How Hot Is It?
Armageddon will start next week said the supermarket tabloid I passed at the checkout. Maybe I should have checked the date. What's going on in the Middle East looks like the start of it.
Meanwhile, most of the U.S. is gripped by the other apocalypse--just as this story asserted that this year so far has been the hottest in the U.S. ever, and it's not even August yet, most of the nation was broiling. Our little coastal strip is foggy but cool, so I wasn't that aware of the high heat elsewhere today, until I posted Climate Crisis "Fix It and Stop It" piece on the usual community blogs, and got some comments at dkos about how insanely hot it was today in the high Rockies and upper Michigan. Southern California is choking, and vast forest fires continue.
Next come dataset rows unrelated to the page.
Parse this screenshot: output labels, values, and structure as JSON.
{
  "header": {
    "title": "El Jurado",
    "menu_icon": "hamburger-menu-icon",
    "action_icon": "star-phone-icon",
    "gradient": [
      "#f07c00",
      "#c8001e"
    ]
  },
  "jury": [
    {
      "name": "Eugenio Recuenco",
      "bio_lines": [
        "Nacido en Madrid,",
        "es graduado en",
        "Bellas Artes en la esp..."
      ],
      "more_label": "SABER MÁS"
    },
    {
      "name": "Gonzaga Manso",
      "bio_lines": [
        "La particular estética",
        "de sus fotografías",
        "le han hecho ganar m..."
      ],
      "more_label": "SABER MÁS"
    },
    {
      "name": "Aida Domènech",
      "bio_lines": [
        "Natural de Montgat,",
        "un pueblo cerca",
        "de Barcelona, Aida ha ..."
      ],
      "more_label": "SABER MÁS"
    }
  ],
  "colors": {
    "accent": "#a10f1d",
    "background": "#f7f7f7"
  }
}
So I looked at the Weather Channel tonight for the first time in awhile, and saw a weather map that was solid red--all 80s, 90s and over 100 degree F highs in the east, midwest, south, southwest, west, north, everywhere but a few coastal strips. And the forecast for the coming week is equally brutal. DC over 100, and Detroit mighty close. Boston and New York, Pittsburgh and Philly in the upper 90s.
There is now ongoing drought, the above cited article says, in 45% of the US. And though 2006 may turn out to be the hottest year on record, it would only be beating out 2005.
So how is the Weather Channel, and hence the nation, handling this? They are now outfront about linking global heating to longer, hotter and more frequent heat waves, with thousands of deaths because of them. But that report comes and goes. While we're looking at the very red map (meaning all heat, though it does give a certain meaning to that other red signification on US maps), the weather man is cheerily advising ways to "beat the heat," like playing with water balloons.
After the forecast (cheerful delivery to horrendous information), we return to the ongoing taped dramas of super storms, the Weather Channel's equivalent of horror movies, or maybe reality shows.As bizarre as this schzoid imagery is, it looks familiar. Where have I seen this before?
Then it hits me--this is America in the 50s and 60s, coping with nuclear weapons that could obliterate life as we know it in a second. But the government assured us there was nothing to worry about, nuclear weapons were our friend, and so we were officially cheerful about them, while we were told to duck and cover. In the meantime, the movie theatres and drive-ins were showing horror films about radiation monsters and invaders from space with invincible heat-rays.
This is how we behave in the face of official denial. Our government won't admit or face the problem and so obviously is not going to do anything about it, so our only defense is to not think about it. Or we'd go crazy. Although in trying to pretend we aren't thinkng about it, and we don't know the government is failing us, we are going crazy anyway.
How hot is it? Our leaders have thrown enough money down the sinkhole of Iraqnam to stop the Climate Crisis in its tracks, and go a long way towards fixing the problems it is causing. They have thrown enough destruction into Iraqnam to destabilize the Middle East, and they've crippled our ability to deal with other countries, including those fighting there, and including allies elsewhere, so the American people can only watch as the world tears itself apart.
Any sane government would have a cabinet level Climate Crisis team working on fixing it and stopping it. But then, no sane government would have lied and blundered its way into the Iraqmire. Both failings are crippling the future, and making a lot of people suffer in the present.
So before you duck and cover, don't forget your water balloon.